Subtitled Travels Through a Country’s Hidden Past, this is a fairly weighty 400 page tome that’s interesting, heavy on detail, and possibly a little short on entertainment.
Giles Tremlett is an Englishman based in Spain and so is able to view the country with a little more detachment than might be possible for a Spanish author. He takes as his starting point the legacy of the Franco regime, and the way the transition to democracy was managed. His view is that there was never any resolution to the problems and divisions of that time, unlike in South Africa where the transition to democracy was handled more openly. Consequently there are many wounds that have not yet been healed. He gives detailed historical and personal accounts of the unburied dead who haunt Spain, showing that the impact of Franco’s brutal regime can still be felt today in the many unresolved cases of disappearances and deaths. He describes the attempts of relatives to discover where the bodies are buried, and the resistance of the authorities.
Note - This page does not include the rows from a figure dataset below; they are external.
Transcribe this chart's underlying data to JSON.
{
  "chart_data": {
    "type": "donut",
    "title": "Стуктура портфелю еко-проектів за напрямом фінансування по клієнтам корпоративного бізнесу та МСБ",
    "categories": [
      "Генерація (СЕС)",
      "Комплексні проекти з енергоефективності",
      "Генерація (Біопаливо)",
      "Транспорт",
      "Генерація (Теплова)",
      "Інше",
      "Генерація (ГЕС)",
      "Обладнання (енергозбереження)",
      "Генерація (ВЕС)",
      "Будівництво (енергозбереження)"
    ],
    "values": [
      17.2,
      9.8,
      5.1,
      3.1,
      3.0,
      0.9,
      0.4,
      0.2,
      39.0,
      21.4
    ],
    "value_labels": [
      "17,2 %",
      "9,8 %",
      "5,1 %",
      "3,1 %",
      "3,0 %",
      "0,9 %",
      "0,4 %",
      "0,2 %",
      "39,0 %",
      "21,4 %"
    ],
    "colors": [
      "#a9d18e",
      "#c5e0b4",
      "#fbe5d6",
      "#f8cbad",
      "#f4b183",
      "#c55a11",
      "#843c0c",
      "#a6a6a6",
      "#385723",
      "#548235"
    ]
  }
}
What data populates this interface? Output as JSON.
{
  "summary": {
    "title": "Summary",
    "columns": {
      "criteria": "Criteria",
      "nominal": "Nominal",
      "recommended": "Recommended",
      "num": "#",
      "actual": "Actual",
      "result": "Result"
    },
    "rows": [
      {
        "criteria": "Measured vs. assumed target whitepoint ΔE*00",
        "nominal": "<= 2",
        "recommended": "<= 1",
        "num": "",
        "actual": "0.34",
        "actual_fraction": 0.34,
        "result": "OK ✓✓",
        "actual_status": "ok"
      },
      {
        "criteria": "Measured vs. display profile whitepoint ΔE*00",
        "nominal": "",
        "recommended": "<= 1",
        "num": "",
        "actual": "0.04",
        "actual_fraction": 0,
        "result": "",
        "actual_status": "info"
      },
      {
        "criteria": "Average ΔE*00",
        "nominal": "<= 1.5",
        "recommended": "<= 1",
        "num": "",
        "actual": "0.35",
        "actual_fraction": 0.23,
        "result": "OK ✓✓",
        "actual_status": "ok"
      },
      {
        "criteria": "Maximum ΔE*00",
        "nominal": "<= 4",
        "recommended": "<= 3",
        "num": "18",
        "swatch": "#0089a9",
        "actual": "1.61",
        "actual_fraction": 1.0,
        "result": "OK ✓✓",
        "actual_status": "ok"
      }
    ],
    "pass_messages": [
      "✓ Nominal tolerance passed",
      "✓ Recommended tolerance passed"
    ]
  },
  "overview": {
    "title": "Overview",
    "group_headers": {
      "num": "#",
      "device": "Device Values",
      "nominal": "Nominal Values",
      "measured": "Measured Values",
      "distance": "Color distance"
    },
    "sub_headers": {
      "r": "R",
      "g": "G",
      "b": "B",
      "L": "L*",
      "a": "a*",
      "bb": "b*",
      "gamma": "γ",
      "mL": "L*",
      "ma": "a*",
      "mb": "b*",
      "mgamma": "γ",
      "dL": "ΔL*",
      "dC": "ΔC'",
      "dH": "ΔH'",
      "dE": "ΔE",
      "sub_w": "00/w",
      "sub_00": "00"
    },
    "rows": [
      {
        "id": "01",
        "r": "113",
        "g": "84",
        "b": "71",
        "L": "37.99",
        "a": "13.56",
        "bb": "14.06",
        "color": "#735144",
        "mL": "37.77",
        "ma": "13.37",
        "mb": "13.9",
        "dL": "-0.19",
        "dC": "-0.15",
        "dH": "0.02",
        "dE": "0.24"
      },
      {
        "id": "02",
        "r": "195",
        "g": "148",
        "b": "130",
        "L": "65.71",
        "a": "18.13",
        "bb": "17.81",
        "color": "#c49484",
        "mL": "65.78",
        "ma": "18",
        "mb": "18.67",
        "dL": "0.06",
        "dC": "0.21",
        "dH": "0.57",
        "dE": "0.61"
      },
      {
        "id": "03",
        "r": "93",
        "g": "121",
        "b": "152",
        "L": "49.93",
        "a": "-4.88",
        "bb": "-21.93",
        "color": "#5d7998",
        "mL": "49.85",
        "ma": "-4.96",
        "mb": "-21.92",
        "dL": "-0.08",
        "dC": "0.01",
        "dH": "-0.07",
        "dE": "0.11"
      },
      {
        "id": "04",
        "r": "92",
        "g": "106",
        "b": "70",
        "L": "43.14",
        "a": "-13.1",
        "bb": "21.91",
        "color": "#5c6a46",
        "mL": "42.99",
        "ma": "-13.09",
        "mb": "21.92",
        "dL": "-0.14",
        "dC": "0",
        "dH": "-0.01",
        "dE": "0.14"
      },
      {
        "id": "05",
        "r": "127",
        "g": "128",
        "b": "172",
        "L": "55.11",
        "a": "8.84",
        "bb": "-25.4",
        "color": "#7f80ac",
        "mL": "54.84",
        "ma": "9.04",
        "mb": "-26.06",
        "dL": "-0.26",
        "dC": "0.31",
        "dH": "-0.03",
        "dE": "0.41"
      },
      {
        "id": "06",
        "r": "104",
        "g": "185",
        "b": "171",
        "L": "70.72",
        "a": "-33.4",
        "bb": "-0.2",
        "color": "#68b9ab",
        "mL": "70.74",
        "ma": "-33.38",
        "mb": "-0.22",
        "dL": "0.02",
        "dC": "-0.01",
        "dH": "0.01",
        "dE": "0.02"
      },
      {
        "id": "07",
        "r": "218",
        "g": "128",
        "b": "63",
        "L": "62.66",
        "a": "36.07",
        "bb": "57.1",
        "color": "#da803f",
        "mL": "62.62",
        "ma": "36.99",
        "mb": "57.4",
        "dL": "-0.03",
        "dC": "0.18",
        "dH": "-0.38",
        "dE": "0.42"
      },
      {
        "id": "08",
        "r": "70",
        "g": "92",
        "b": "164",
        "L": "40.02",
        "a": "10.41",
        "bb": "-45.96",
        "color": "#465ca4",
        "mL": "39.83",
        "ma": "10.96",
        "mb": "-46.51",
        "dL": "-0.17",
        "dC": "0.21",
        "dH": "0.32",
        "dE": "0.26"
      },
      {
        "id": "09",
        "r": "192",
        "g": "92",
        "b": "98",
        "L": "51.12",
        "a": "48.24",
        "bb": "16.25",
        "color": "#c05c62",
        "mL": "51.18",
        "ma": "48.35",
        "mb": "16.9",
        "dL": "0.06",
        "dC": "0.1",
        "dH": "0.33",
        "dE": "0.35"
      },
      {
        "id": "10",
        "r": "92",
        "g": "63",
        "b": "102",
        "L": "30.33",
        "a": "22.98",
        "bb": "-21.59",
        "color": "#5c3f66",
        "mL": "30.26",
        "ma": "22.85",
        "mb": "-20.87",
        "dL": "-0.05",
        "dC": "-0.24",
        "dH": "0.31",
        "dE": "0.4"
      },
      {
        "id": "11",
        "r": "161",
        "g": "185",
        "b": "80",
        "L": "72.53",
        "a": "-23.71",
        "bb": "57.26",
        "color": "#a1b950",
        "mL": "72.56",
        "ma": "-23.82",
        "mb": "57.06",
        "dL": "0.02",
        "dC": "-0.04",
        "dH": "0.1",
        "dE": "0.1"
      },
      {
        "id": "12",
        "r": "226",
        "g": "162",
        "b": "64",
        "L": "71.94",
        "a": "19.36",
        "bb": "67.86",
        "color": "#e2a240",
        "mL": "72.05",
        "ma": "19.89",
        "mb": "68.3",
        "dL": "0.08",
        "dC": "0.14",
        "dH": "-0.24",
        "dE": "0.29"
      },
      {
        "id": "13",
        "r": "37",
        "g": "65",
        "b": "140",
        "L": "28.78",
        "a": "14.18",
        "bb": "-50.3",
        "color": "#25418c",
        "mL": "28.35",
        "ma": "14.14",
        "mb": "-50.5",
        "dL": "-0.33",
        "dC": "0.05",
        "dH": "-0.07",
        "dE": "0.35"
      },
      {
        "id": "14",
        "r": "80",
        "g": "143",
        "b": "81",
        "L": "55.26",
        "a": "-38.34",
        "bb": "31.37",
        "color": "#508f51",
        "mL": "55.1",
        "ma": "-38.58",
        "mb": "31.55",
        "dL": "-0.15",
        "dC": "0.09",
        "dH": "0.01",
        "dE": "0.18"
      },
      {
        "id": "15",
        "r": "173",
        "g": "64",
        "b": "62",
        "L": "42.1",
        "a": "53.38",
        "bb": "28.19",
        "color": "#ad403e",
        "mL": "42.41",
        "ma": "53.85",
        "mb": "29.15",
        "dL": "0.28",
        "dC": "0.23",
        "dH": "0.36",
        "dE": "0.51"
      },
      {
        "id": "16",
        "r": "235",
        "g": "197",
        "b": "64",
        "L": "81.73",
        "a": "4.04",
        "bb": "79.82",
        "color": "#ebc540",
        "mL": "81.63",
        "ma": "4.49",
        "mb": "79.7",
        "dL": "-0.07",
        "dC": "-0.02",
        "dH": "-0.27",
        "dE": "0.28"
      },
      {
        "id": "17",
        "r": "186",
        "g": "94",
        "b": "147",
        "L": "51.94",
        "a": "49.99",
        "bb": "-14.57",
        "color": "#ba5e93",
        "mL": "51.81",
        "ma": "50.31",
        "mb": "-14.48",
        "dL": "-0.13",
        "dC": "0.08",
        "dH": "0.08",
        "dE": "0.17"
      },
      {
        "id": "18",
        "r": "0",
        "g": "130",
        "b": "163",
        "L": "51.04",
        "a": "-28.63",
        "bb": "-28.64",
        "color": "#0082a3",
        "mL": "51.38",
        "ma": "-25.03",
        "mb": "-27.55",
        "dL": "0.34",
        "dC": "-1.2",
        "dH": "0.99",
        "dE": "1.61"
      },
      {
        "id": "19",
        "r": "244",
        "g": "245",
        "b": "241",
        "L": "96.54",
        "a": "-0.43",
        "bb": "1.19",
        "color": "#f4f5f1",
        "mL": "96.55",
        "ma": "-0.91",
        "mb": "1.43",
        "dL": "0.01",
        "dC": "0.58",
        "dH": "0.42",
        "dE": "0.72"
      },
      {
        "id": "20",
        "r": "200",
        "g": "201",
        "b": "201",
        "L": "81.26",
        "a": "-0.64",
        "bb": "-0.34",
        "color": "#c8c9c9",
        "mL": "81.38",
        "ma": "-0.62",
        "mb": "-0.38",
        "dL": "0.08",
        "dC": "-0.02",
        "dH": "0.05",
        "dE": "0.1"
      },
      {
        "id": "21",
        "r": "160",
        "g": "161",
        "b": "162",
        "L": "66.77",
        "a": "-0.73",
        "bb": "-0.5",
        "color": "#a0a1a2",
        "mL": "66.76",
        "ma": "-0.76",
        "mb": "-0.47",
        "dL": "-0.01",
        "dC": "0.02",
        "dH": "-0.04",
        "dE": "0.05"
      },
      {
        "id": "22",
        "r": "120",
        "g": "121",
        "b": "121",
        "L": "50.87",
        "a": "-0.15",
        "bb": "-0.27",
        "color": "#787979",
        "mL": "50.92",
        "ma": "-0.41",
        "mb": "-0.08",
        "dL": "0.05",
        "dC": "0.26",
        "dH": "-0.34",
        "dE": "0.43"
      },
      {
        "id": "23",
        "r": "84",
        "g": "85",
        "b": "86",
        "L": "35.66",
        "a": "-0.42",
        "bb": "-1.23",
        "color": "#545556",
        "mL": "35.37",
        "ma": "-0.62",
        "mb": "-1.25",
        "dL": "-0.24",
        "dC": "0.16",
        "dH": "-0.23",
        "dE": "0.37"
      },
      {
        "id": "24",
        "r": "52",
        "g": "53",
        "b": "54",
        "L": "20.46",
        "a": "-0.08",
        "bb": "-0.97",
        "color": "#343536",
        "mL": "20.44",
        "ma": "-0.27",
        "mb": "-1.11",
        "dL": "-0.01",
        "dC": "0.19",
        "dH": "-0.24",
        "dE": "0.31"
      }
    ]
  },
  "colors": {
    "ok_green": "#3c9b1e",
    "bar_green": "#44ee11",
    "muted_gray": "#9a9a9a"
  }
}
Tremlett goes on to identify a series of aspects of buried or forgotten Spain, exploring related social and moral issues that affect the country today. Amongst others he looks at corruption in Marbella and the consequent destruction of the coast, the marginalisation of the gypsy and flamenco community, the legacy of the Moslem retreat from Spain, and the impact of minority language and cultures in the Basque country, Catalonia and Galicia.
Throughout Tremlett combines academic research with personal experience, travelling the country interviewing and meeting varied and interesting characters. The sections on Franco, Flamenco and the Moors were able to cast light on aspects of modern European culture and history that I had never really considered from a Spanish viewpoint, and were the most interesting.